The pH-dependent reactions in the sonochemical synthesis of luminescent fluorides: The quest for the formation of KY(3)F(10) crystal phases

In this study Eu(3+)-doped yttrium fluorides were designed by ultrasound-assisted processes at different pH values (4.0–9.0). This novel strategy has enabled to obtain materials with intriguing morphologies and modulated crystal structures: α-KY(3)F(10), δ–KY(3)F(10)·xH(2)O, and Y(OH)(3–)(x)F(x). To date, the literature has primarily focused only on the α-phase of KY(3)F(10). Yet, explaining the formation of the mostly uncharted δ-phase of KY(3)F(10) remains a challenge.
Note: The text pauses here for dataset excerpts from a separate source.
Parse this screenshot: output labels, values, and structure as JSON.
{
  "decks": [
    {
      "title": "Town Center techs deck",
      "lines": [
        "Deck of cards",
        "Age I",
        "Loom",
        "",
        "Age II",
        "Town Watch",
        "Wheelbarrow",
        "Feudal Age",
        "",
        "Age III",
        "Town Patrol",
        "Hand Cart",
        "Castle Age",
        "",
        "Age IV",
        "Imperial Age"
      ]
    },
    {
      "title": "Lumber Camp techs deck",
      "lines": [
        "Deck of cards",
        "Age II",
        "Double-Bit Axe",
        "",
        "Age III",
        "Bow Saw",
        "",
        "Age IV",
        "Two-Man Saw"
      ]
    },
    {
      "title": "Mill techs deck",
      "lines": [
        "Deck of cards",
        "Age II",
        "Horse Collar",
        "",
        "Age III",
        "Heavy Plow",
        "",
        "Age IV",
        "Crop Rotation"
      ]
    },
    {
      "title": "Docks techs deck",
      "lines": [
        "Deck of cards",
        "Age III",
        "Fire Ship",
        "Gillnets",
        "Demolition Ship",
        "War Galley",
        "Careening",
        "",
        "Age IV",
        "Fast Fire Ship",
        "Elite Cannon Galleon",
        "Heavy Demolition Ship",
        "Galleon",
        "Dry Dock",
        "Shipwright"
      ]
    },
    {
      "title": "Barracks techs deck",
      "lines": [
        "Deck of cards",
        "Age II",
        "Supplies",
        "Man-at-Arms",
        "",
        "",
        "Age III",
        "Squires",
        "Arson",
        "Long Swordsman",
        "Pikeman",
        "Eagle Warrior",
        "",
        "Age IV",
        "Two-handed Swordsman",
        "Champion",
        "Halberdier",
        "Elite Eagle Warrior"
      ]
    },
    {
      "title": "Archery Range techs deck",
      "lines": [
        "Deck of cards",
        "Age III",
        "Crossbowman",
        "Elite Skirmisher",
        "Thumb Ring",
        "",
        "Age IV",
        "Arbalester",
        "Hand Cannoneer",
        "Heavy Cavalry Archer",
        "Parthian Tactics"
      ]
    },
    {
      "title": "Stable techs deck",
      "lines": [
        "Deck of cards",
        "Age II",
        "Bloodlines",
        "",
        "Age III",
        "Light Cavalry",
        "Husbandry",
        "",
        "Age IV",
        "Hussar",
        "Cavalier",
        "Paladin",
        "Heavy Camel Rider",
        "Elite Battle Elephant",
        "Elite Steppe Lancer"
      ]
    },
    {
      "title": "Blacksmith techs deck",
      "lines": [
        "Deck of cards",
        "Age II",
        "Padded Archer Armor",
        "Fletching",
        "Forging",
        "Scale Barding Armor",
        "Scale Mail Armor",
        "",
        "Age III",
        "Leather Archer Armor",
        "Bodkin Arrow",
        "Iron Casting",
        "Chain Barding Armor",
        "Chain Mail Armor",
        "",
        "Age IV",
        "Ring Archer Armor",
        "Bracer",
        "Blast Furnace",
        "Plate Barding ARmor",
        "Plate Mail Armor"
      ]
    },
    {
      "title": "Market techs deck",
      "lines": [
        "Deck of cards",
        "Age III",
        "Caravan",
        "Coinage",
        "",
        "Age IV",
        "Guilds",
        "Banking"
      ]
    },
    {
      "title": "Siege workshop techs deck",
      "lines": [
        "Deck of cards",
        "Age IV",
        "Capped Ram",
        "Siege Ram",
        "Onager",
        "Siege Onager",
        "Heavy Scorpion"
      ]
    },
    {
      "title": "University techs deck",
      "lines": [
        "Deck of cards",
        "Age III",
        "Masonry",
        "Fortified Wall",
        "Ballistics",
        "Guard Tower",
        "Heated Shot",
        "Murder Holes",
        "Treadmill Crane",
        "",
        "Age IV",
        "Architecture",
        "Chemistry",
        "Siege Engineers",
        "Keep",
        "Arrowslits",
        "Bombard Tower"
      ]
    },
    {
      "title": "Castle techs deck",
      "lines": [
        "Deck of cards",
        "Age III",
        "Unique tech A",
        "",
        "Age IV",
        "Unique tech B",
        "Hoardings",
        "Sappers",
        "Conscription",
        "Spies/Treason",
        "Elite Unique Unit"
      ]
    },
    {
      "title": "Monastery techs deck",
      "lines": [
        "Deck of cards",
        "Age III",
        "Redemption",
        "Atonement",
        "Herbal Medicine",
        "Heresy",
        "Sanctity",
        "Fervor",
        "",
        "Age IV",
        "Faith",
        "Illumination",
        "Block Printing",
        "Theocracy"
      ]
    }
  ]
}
Thus, this paper offers the key to synthesizing both the α and the δ-phases of KY(3)F(10) and also reports the first ultrasound-assisted process for the preparation of yttrium hydroxyfluorides. It is also unraveled the connection between the different pH-dependent reactions and the formation mechanisms of the compounds. In addition to this, the unique features of the Eu(3+) ion have allowed to conduct a thorough study of the different materials and have endowed the compounds with photoluminescent properties. The results underscore a highly tunable optical response, with a wide gamut of color emissions (from orangish to red hues), lifetimes (from 7.9 ms to 1.1 ms) and quantum efficiencies (98–28%). The study unveils the importance of sonochemistry in obtaining luminescent fluorides with controlled crystal structures that can open up new avenues in the synthesis and design of inorganic materials.